Friday, April 3, 2020


John Hiatt is just terrific, one of the best, if not in sales, certainly in terms of influence and output, up there, in my book, with Neil Young and Bruce Springsteen. When he's good, he's very, very good and when he's bad, well, I haven't encountered that yet. And Bring the Family, the album from which this song comes, is possibly one of his best, positively enhanced by the backing band on hand. Backing band? O, just Ry Cooder, Nick Lowe and Jim Keltner. And yet it was born out of near desperation, a banknote or so away from ruin. Alone in the Dark, the feature song of this piece, epitomises the tight but loose feel of the disc, and is often overlooked amongst some of the other goodies on board. The lyrics may reflect a differing loneliness and a differing dark from these dangerous days, but the mood sure fits.

Ahead of this time, Hiatt had been a slogging workaday singer-songwriter, starting his career as a pen for hire. When Three Dog Night hit the top 40 with one of his, a recording contract beckoned, although, over the ensuing seven discs, scattered across various labels, more money came from royalties recouped, as the likes of Roseanne Cash and Willie Nelson recorded his songs, than he made from his own originals. Even the mighty Geffen label tried and failed to break him. This was arguably not helped by Hiatt being a drunken cuss who hadn't endeared himself to label bosses. So, newly sober, with a bunch of songs he had lost faith in, straits were indeed dire. Luckily the maverick UK label Demon still believed in him, and could offer a threadbare budget to record them. (The story of Demon makes for interesting reading, established by the earlier team behind Stiff records, Radar and F-Beat.)
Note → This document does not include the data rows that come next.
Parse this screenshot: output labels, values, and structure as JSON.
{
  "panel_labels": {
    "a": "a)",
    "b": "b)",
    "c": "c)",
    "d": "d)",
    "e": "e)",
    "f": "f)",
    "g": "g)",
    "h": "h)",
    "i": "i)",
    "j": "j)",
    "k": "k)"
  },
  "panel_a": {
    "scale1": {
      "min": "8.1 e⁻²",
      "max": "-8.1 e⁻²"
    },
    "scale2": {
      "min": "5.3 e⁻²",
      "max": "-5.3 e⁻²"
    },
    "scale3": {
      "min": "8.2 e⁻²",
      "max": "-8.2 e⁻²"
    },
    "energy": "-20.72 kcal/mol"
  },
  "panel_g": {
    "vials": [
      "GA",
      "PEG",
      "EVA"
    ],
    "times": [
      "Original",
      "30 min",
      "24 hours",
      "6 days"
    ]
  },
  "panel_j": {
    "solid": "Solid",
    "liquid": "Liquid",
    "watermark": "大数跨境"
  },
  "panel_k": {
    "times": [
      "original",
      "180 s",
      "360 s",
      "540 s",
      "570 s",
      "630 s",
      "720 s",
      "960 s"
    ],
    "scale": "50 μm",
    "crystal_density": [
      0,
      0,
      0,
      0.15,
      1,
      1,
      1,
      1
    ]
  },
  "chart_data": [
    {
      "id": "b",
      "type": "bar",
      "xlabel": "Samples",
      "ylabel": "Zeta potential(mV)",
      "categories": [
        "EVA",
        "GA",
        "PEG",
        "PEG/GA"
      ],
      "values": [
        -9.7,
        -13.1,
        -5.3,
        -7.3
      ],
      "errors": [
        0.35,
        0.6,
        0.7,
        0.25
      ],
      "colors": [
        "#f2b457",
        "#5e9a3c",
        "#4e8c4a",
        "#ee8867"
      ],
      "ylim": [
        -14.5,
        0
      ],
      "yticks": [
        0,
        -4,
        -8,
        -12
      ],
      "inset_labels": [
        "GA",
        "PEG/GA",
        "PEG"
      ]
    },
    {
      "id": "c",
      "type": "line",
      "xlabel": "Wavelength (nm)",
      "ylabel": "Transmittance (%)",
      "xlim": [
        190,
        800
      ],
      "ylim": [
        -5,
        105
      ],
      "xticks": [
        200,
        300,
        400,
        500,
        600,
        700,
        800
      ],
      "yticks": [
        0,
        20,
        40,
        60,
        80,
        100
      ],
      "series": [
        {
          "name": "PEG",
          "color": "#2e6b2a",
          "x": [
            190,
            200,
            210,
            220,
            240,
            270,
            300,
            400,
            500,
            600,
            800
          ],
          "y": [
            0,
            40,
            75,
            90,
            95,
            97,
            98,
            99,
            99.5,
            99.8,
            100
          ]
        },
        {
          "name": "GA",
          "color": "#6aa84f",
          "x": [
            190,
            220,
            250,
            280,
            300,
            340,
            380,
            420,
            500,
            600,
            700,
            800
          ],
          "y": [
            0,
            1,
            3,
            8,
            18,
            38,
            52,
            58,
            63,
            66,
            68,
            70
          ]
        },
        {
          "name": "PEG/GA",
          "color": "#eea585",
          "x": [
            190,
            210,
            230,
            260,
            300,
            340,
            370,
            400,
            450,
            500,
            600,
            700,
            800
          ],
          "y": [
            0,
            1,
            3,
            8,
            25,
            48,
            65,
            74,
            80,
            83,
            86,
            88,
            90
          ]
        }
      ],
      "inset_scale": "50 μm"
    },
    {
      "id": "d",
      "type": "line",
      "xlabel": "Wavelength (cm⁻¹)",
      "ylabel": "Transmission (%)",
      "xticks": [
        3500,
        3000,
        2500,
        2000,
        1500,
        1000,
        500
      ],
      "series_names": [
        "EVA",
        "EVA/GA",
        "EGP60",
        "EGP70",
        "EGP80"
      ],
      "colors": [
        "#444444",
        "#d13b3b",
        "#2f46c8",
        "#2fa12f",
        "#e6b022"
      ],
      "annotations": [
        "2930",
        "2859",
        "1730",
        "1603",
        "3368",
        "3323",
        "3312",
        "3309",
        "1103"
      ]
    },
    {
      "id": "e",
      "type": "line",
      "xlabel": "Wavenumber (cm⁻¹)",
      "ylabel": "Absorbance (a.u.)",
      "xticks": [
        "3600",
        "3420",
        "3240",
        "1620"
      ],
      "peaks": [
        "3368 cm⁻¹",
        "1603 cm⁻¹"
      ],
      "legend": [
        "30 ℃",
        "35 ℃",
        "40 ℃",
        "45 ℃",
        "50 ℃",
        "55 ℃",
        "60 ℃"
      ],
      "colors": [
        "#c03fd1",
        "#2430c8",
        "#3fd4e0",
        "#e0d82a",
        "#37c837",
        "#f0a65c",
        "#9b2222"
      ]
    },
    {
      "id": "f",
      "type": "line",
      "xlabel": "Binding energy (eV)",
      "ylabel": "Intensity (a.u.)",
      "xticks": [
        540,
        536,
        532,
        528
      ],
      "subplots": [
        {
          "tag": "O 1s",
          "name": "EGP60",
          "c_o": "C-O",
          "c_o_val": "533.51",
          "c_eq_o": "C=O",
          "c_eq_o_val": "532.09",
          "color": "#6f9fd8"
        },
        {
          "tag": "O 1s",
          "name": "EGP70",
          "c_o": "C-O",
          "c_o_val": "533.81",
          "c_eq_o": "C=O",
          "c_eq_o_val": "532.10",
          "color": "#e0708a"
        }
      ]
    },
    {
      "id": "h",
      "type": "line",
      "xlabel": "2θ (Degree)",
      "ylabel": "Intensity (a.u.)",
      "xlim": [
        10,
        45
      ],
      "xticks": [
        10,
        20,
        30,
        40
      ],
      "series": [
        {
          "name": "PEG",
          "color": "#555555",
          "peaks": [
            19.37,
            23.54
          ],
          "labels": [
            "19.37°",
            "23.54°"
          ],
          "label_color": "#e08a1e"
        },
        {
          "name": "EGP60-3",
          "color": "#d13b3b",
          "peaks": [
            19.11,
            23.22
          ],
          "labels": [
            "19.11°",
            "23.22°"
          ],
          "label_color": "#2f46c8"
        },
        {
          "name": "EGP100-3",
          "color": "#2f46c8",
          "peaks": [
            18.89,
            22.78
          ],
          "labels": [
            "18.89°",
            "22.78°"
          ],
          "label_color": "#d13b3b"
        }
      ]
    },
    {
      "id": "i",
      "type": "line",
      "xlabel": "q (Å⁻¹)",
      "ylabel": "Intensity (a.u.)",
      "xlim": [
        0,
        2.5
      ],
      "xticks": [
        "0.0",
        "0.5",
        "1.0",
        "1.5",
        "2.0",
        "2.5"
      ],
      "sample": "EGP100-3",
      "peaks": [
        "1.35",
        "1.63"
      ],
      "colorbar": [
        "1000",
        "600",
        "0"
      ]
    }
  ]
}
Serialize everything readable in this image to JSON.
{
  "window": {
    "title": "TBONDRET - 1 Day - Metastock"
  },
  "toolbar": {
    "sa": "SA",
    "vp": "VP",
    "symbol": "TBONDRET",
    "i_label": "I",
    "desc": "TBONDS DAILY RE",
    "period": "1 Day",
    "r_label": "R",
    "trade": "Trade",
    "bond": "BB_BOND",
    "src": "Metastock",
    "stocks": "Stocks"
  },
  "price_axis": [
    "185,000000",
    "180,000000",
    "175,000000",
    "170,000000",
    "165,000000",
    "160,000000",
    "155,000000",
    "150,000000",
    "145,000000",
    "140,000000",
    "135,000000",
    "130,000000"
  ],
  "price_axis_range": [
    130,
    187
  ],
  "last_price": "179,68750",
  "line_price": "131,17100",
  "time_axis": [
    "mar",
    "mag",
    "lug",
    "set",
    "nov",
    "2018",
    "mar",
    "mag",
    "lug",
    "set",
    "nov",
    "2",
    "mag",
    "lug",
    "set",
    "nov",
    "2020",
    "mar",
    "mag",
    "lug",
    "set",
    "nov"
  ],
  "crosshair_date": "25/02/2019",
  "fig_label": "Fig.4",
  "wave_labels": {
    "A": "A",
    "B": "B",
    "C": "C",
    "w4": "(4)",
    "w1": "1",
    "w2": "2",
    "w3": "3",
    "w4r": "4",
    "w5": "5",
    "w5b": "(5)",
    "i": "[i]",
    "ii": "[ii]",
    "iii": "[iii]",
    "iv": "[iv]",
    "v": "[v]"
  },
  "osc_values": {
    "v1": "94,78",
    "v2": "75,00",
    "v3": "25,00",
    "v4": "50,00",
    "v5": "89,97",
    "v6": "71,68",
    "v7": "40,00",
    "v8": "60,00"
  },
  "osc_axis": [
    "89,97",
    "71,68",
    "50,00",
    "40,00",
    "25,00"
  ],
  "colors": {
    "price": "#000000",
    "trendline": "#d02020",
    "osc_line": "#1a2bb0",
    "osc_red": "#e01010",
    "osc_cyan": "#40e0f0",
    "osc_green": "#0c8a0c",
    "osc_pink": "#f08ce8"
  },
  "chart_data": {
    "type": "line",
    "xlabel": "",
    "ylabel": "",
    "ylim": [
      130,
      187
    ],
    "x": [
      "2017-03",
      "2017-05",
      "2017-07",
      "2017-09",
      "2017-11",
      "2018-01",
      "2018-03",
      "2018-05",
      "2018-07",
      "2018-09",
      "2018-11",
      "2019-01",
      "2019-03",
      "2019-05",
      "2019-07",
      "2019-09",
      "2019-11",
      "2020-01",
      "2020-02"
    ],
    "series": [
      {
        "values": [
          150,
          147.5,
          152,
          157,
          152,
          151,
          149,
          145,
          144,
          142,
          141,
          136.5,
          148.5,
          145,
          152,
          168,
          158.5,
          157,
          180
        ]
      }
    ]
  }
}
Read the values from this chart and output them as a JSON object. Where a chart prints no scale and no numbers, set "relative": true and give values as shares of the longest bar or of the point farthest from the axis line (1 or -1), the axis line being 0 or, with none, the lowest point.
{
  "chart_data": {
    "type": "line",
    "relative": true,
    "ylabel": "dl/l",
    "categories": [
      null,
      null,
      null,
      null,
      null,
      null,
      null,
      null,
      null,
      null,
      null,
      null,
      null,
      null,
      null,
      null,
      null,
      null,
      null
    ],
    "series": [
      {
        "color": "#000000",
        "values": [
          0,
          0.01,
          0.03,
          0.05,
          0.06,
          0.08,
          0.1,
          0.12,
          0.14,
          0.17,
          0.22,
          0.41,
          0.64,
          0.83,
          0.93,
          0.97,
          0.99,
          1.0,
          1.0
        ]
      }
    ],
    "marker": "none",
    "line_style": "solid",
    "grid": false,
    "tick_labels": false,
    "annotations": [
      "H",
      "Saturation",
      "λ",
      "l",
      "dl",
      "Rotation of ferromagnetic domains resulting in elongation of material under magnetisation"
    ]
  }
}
Bring the Family, released in 1987, is a joy, from start to finish, the four musicians laying down a lean muscle honed from their collective road and studio experiences, Hiatt's holler a celebrant to his limited range: who needs more notes when you can do this much with these? Plus the songs, ten gems that can crack open a smile just from memory. Even if you don't know them, you know them, and even if you do, even over know them from the myriad cover versions of many, the freshness and vitality of the originals stand head and shoulder over most of those. It is hard to believe the whole project took only four days, Lowe sharing a motel room with Hiatt to keep costs down, Cooder delaying his departure a few hours as the final song was hastily written.

Neither the schedules of the four musicians, nor, then, the budget could allow this line-up any time on  the road. True, Hiatt rounded up some likely culprits, including perhaps the only man who could reasonably ever deputise for Cooder, bayou slide master, Sonny Landreth, and they hit the trail.  Following in the slipstream of Bring the Family, this crew, the Goners, produced a second deal breaking LP for Hiatt, Slow Turning, only a whisker away from being as good as its predecessor, being merely excellent. Hiatt was on a roll, with these and his next seven records all making substantive waves in the Billboard chart.

But the dream team were not done. In 1992 the diaries of Hiatt, Lowe, Cooder and Keltner finally realigned, and they went back into the studio. This time a band, Little Village, also the name of the sole studio offering, having ditched the earlier, and better, working title of Hiatus, and this time a pooling of resources, rather than just a backing band for Hiatt. The songs were all co-writes between the four, and whilst Hiatt sings the majority, Lowe took lead on two, Cooder on one. Perhaps there was too much hope, but the lightning failed to strike twice, and it was a deeply disappointing set. Nick Lowe later said they were given too much time. The subsequent tour was a little better, live sets testifying to that, allowing a presentation of some Bring the Family favourites, as well as scattering of Cooder's solo repertoire. One could sense a simmer of "sibling" rivalry, maybe some resentment that Hiatt was drawing more focus over Cooder's own sense of entitlement. It all ended, apparently, in tears.

Hiatt remains on the road, as do his former compadres, occasionally sharing a bill with one or another, all now senior statesmen and rightly so. Hiatt's recent work is, in my opinion, still of top quality and can stand close to the height of this period. Give him a go.